La "Compostellite aiguë" est une maladie incurable. En 1998, ne connaissant pas encore la route du Puy (Via Podensis), j'organise en collaboration avec Eliane Benaise (organisatrice du Club.Alpin.Français atteinte du même mal) une "randonnée d'été" reliant le Puy à Moissac. Eliane fait le Puy-Figeac et moi Figeac-Moissac (toujours pour la rime). Le succès est total pour Eliane et quasi-total pour moi. Il est à noter que plusieurs participants n'hésitent pas à faire les vingt jours de marche que représentent les deux tronçons. 

    C'est seulement fin janvier 1999 que ma décision de faire le parcours aller-retour jusqu'à St Jacques-de-Compostelle (suite à ma rencontre avec le fameux pèlerin belge à Hornillos en 1996) devient définitive. C'est décidé. Je pars. 

 

    Cette décision vous vaut la suite.  

PREFACE 

Le pèlerinage de Saint-Jacques 

  

Saint-Jacques était l'un des douze apôtres du christ, frère de Jean l'Evangéliste, fils de Zébédée. Nos deux frères réparaient leurs filets au bord de la mer de Galilée quand Jésus les appela. Abandonnant père et filets, ils le suivirent sur l'instant. A moins de mettre en doute la totalité des Evangiles, on doit donc le considérer comme un personnage historique. On l'appelle Jacques le Majeur pour le distinguer de l'autre apôtre Jacques le Mineur, qui sera chef de l'Eglise de Jérusalem. 

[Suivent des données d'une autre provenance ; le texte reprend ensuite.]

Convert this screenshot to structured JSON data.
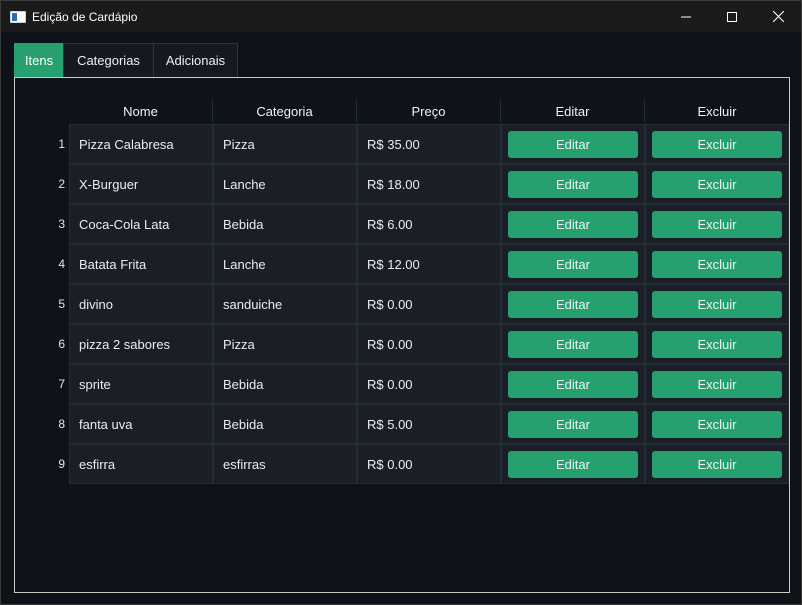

Saint-Jacques aurait été en Espagne pour l'évangéliser. Dans les textes, rien ne le prouve, mais rien non plus ne s'y oppose. C'est après que, "Hérode l'ayant fait périr par le glaive", que ses disciples conduisirent son corps en Gallice. 

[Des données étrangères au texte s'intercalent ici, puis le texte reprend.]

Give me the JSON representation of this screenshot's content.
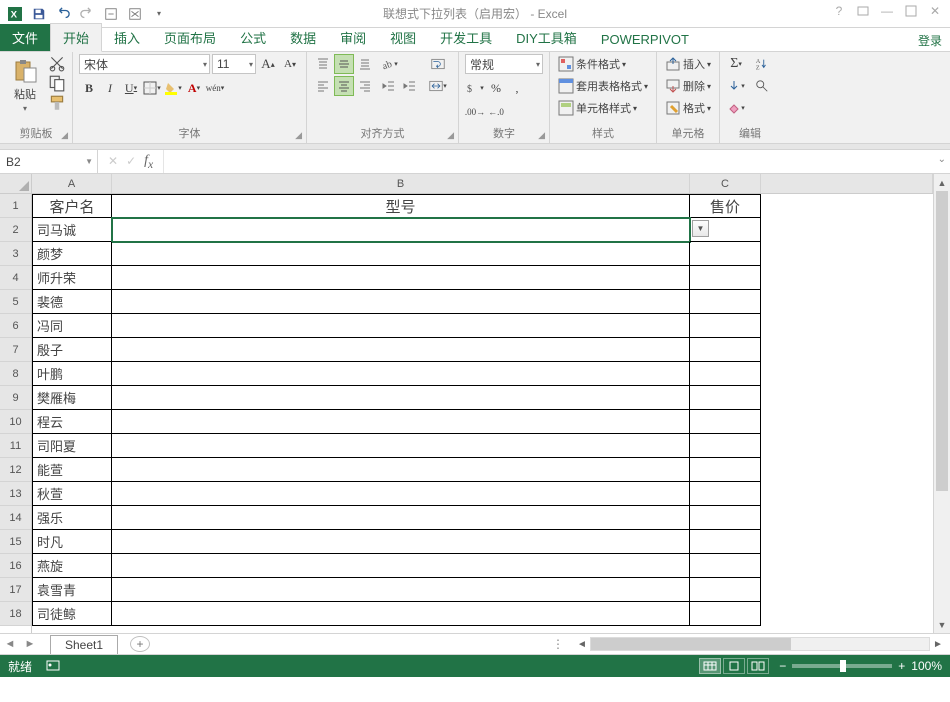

C'est vers l'an 813 que les sépultures de l'apôtre et de ses disciples sont retrouvées à Compostelle et les pèlerins ne vont pas tarder à déferler de toute l'Europe vers son tombeau. 

Dès le Moyen Age, quatre grands chemins traversent la France depuis Paris, Vézelay, Le Puy et Arles. Ils se rejoignent peu après les Pyrénées, à Puente-la-Reina, pour constituer ce qu'il est convenu d'appeler le "Camino Frances". 

Notre siècle a vu un renouveau prodigieux des Chemins de Saint-Jacques, et pas seulement pour des raisons religieuses. Aux marcheurs de la foi s'ajoutent aujourd'hui les pèlerins désireux de mettre leurs pas sur les traces de nos ancêtres.